Поди к гетере, похвались любовью
Елены, это дорогого стоит;
Ее лишился ты, теперь ты нищий,
Она подаст – с улыбкой смех веселый,
И ты очнешься, но один на свете.
  ( Уходит в женскую половину дома.)
 
 
                  КЛИНИЙ
Она права. Ведь прелесть Фрины – свет,
Сиянье красоты; она всевластна
И никому принадлежать не может,
Как солнца свет, чарующий и жгучий.
 
 
                   ПАРИС
И этот свет изгнанью подлежит
Из города, как в Книде, не в Афинах,
Нашла себе пристанище Киприда?
О, как я рад, что я увидел Фрину
Во всей красе, с достоинством богини,
С величием, исполненным любви.
 
 
                  КЛИНИЙ
А статуя Праксителя прекрасней,
Я знаю, во сто крат!
 
 
                    ПАРИС
                                     И в самом деле?
О, я хочу богиню лицезреть!
Влюблен я не в гетеру, – в Афродиту.
 
 
                  КЛИНИЙ
Для этого поехать нужно в Книд.
 
 
                    ПАРИС
О, да! В Афинах тесно, неуютно.
Отправлюсь в странствия, пока я молод.
 
 
                  КЛИНИЙ
         (потягиваясь устало)
Прекрасно, милый друг, быть молодым.
А надо бы вздремнуть, ведь нынче суд,
Который лишь ославит вновь Афины.
 
 
                    ПАРИС
А я уж не усну. Пойду пройдусь,
Как ночь бродил, Елена же искала
И все звала, а я за нею шел,
Влюбленный в космос бесконечный, в звездах.
                 ( Уходит.)
 


АКТ  IV
Сцена 1

Царский портик. На ступенях, на площади афиняне, гетеры; показывается Евфий. Хор девушек с комическими масками в руках..


 
             1-й  АФИНЯНИН
Явился Евфий, оскорбленный муж
Гетерой, пренебрегшей им, как старым
Для подвигов, к которым призывает
Нас всех Эрот, сынишка Афродиты.
 
 
             2-й  АФИНЯНИН
Эй, Евфий!
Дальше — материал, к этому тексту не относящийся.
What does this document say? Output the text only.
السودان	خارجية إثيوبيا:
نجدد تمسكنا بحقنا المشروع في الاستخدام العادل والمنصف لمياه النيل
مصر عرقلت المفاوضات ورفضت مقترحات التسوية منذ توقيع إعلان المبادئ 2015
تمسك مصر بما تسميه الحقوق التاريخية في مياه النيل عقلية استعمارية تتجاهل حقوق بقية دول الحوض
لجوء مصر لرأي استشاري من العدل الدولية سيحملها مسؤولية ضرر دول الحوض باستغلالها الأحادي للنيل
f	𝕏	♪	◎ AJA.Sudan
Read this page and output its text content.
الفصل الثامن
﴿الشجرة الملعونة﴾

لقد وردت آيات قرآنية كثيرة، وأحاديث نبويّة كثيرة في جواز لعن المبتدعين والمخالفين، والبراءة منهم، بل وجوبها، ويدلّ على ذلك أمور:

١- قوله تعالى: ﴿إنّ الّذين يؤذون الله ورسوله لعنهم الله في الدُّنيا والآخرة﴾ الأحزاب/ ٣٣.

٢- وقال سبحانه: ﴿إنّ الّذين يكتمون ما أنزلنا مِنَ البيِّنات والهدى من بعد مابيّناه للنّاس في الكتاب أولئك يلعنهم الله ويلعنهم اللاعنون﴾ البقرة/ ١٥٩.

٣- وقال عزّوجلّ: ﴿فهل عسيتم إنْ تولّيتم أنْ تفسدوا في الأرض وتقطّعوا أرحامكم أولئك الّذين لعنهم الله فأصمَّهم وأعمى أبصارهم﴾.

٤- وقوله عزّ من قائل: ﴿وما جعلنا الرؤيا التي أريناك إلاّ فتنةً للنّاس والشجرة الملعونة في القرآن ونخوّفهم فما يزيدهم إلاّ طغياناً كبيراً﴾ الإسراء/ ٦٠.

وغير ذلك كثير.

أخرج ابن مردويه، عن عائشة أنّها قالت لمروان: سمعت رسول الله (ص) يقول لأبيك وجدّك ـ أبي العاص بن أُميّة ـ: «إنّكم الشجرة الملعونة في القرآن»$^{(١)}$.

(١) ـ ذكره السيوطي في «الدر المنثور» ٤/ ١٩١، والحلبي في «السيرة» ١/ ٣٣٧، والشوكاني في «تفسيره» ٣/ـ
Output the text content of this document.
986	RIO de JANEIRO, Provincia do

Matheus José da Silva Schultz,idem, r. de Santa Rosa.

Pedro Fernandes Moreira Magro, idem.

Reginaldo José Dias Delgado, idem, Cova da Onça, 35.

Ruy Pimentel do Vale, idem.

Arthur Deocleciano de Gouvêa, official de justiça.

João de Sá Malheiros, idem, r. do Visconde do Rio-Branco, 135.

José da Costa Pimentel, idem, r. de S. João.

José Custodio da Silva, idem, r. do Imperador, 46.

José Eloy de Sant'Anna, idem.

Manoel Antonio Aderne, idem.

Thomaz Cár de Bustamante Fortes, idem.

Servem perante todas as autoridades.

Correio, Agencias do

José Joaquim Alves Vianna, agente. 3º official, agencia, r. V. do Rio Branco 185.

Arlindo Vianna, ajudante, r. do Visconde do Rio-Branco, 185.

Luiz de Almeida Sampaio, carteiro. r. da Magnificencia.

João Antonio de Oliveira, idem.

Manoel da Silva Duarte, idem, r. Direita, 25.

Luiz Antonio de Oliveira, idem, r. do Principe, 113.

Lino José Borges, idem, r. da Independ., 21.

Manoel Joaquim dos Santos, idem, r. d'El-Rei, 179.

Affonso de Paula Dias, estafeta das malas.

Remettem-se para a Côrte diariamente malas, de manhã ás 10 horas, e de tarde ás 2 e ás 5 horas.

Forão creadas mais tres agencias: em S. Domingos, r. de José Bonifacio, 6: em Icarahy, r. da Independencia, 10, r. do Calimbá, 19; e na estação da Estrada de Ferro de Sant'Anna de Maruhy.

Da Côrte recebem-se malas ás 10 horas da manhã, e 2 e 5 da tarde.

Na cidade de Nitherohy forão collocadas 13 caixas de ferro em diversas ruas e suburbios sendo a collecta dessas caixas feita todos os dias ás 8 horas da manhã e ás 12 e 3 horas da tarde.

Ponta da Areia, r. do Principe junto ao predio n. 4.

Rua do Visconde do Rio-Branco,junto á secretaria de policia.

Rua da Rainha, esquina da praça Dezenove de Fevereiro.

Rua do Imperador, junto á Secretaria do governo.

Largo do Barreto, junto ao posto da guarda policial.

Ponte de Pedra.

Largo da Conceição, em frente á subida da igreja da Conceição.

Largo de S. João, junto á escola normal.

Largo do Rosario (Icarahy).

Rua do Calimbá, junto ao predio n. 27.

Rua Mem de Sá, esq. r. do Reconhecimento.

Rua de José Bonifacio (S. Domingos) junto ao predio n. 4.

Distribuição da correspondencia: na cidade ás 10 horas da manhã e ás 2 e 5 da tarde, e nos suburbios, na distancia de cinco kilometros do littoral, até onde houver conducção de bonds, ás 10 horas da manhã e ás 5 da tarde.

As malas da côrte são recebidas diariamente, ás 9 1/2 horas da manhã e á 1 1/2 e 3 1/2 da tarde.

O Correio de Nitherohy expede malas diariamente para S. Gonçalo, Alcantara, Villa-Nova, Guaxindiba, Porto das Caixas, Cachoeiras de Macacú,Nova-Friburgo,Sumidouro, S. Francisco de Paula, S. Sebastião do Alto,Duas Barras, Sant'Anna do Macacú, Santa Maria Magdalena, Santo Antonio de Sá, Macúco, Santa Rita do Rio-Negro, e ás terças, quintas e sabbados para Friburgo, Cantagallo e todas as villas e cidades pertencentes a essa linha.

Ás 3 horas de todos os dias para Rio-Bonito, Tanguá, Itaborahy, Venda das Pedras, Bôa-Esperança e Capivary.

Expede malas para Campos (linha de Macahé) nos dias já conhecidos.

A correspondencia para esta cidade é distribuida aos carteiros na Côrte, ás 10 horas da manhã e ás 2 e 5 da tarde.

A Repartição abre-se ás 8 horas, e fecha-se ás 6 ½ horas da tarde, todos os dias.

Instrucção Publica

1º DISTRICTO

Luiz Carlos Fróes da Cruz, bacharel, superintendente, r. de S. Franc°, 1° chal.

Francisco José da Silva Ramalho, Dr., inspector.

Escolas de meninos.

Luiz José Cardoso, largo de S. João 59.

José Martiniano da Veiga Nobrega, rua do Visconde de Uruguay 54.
Бороду вновь отрастив,
Ты мог бы успокоиться на этом.
 
 
                ЕВФИЙ
Не о себе забочусь, афиняне!
Не жалобу принес архонту я,
А иск наиважнейший, чтобы город
Не претерпел еще презлейших бедствий
И боги не оставили Афины
Из-за гетеры, склонной к святотатству.
 
 
            ХОР ДЕВУШЕК
    Гетеры – жрицы Афродиты,
    И тем они ведь знамениты,
    А святотатец – это ты,
    Поклонник женской красоты,
          Уж поседевший в битвах,
    В каких известно, не в молитвах;
    А ныне ты благочестив,
    Но вряд ли будешь ты счастлив.
           Посмещищем теперь
           Ты станешь у гетер,
           И то-то будет в радость
           Хладеющая старость.
           Одумайся, старик,
           И проглоти язык!
       ( Пляшет вокруг Евфия.)
 
 
               ЕВФИЙ
Напрасно вы смеетесь. И над кем?
Овца паршивая все стадо портит.
Лишь благочестие спасет всех нас.
        ( Входит в зал суда.)
 
 
              1-я  ГЕТЕРА
         ( с повадками старухи)
А, Фрина показалась в окруженьи
Поклонников своих и домочадцев.
Она такая же, как мы, гетеры,
Лишь возгордилась, возомнив себя
Богинею; но старость в ней проглянет,
И смертною предстанет, без сомненья.
 
 
               2-я  ГЕТЕРА
Мы жрицы Афродиты. Бойтесь гнева
Богини, а не то вас покарает
Она безжалостно, как Ипполита,
Отвергнувшего Федру с возмущеньем,
Пусть праведным, к добру ли? Лишь к беде.
 
 
               3-я  ГЕТЕРА
Нет выше благочестья, чем служенье
Богине Афродите, ведь ее
Чтут свято и с усердьем даже боги,
А пуще всех, известно, царь богов...
 

Показывается Фрина в сопровождении Фотиды, Праксителя, Гиперида, Клиния, Париса и Елены; Фрина, одетая в пеплос, струящийся складками по ее телу, на верхней ступени, обернувшись, застывает на миг с радостным взглядом влажных и блестящих глаз, в которых сияет вся прелесть ее тела, грации и красоты, как в Афродите Праксителя, увезенной в город Кос. Все с восхищением взирают на нее, – ее уже нет, она вошла в зал суда, а тишина длится, словно световой ее образ, как статуя, высится на фоне колонн Царского портика.


Сцена 2

Часть зала суда – скамьи амфитеатром, в вышине одна, как бы в тени, сидит Фрина, ниже – публика, напротив, предполагается, – судьи; внизу скамья, на которой восседают архонт-базилевс и два его помощника, рядом трибуна. К ней то и дело выходят то Евфий, то Гиперид.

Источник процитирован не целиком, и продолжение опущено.